5. Being aggrieved, respondent Nos.1 & 2, i.e., husband and mother-in-law of the petitioner respectively challenged the aforesaid order in Criminal Appeal No.27 of 2007 which was allowed on the issue of residence vide impugned judgment dated 25.08.2008 by learned ASJ, while observing as under:-

„In the present case also the property No.A-135 Shanker Garden, Vikas Puri does not belong to appellant No.1. It was also not taken on rent by him nor it was a joint family property of which appellant No.1 was a member. The property in question belongs to appellant No.2, who is the mother of appellant No.1. On the basis of Will, appellant No.1 did not have any right in the property during the lifetime of his mother i.e. appellant No.2. The property will devolve upon the appellant No.1 only after the death of appellant No.2. Before that, appellant No.1 cannot claim any right or title in the property. Since the property in question belongs to appellant No.2, I am of the considered view that residence order could not have been passed by the learned M.M. in respect of that property in favour of respondent. Moreover, appellant No.1 has taken the rented premises for her living but she is not willing to join the company of her husband at that rented premises. In view of this discussions, the order of learned Trial Court suffers from illegality and same is set aside so far as the residence order is concerned.‟

8. Learned counsel further submitted that it is established that respondent No.2, wife of late Sh.Rajinder Paul Arora shall enjoy the property in her lifetime, thereafter it will devolve to respondent No.1, husband of petitioner herein, thus, share of the respondent No.1 is very much in the property. Therefore, the petitioner, being wife of respondent No.1, has right in the property in question. Since the said property is a „shared-house‟, being the wife of respondent No.1, petitioner cannot be dispossessed from the said property.
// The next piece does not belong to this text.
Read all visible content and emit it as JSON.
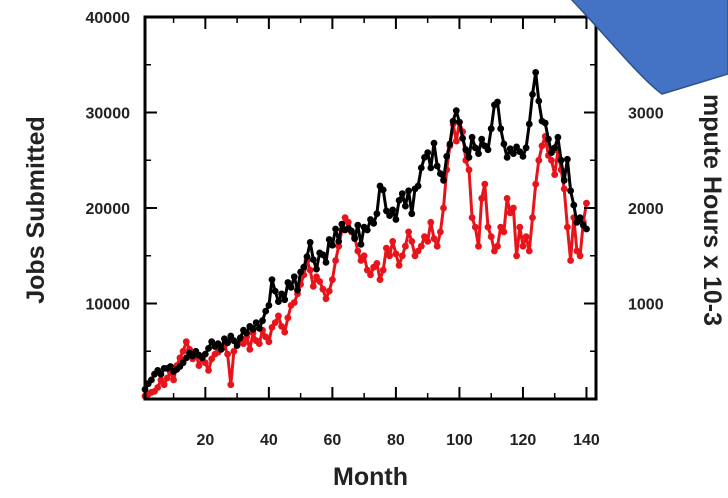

9. To strengthen his arguments, learned counsel heavily relied upon the case of S R Batra & Another v Taruna Batra : 2007 II AD SC 491 wherein it has been held as under:-

‟19. Appellant No.2, the mother-in-law of Smt.Taruna Batra has stated that she had taken a loan for acquiring the house and it is not a joint family property. We see no reason to disbelieve this statement.‟

10. On the other hand, learned counsel for respondents submitted that the learned Trial Court held erroneously that the respondent No.2 is having only limited right in the property during her life time and after her death the property would automatically devolve to respondent No.1, i.e., husband of petitioner.